Изменить размер шрифта - +

Протиснуться к самому эшафоту Болотову ни за что бы не удалось, если бы не два обстоятельства: во-первых, он шел с приятелем – полицейским офицером, которого коллеги в оцеплении хорошо знали и поэтому без разговоров пропускали через цепи солдат, и, во-вторых, внутрь обширного каре войск, стоявших вокруг эшафота, разрешали пройти только «чистой публике» – дворянам и именитым горожанам. Болотов пишет, что здесь царило оживление: «Как их набралось тут превеликое множество, то судя по тому, что Пугачев наиболее против них восставал, то и можно было происшествие и зрелище тогдашнее почесть и назвать истинным торжеством дворян над сим общим их врагом и злодеем. Нам с господином Обуховым удалось, протиснувшись сквозь толпу господ, пробраться к самому эшафоту и стать от него не более как сажени на три, и с самой той восточной стороны оного, где Пугачев должен был на эшафоте стоять. И так имели мы наивыгоднейшее и самое лучшее место для смотрения».
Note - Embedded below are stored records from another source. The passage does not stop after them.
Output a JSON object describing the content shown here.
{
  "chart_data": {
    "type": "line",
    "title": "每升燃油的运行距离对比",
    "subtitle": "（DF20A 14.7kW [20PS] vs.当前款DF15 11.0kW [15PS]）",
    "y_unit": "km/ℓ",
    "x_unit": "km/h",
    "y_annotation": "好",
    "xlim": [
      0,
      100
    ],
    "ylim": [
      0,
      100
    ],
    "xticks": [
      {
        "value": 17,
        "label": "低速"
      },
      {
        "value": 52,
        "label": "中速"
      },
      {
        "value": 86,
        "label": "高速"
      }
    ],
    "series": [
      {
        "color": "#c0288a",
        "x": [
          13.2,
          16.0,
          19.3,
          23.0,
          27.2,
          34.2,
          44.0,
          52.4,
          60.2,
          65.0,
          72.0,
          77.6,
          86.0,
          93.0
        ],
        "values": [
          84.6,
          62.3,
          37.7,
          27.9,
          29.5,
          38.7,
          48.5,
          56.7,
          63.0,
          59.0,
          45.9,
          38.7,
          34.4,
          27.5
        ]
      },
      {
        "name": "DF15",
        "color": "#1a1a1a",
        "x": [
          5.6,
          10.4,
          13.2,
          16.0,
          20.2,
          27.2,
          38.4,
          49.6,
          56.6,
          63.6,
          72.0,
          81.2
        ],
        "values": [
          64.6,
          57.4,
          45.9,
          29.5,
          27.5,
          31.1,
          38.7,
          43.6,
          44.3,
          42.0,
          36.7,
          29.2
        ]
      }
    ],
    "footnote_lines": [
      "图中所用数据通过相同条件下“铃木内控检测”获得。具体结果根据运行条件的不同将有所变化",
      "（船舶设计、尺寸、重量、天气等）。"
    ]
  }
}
Как мы видим, Болотов – весьма просвещенный человек, ученый, мыслитель – был счастлив, что подобрался как можно ближе к месту мучительного убийства одного человека другим. Этот отрывок его мемуаров напоминает рассказ заядлого театрала о том, как благодаря настырному приятелю он попал в директорскую ложу на бенефис знаменитой примы и с нетерпением ждал начала театрального действа.
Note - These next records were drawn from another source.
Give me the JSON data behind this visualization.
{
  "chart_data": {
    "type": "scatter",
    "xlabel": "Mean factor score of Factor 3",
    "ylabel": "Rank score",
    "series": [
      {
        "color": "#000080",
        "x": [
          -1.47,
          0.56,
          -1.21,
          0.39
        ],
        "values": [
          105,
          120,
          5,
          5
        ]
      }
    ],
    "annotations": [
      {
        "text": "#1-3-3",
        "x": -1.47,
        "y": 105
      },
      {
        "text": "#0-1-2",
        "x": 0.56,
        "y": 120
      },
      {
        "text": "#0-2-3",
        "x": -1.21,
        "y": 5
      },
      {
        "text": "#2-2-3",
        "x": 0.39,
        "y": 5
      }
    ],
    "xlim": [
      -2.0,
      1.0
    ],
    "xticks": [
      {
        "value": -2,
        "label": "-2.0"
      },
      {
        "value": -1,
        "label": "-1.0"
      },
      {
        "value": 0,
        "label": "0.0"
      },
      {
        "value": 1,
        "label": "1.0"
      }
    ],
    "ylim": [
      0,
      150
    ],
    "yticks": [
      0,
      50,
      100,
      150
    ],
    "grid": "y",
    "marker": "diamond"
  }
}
Действительно, в публичной казни, во всем ее церемониале и ритуале, была своя театральность. Этим-то во многом и объясняется особая притягательность казни для толпы. Учтем и то, что люди XVIII века встречались со смертью чаще, чем мы, для их восприятия смерти была характерна большая простота, которую романтики XIX века будут называть «загрубелостью нравов». Нельзя не вспомнить здесь пушкинскую строчку из «Андрея Шенье»: «Заутра казнь, привычный пир народу».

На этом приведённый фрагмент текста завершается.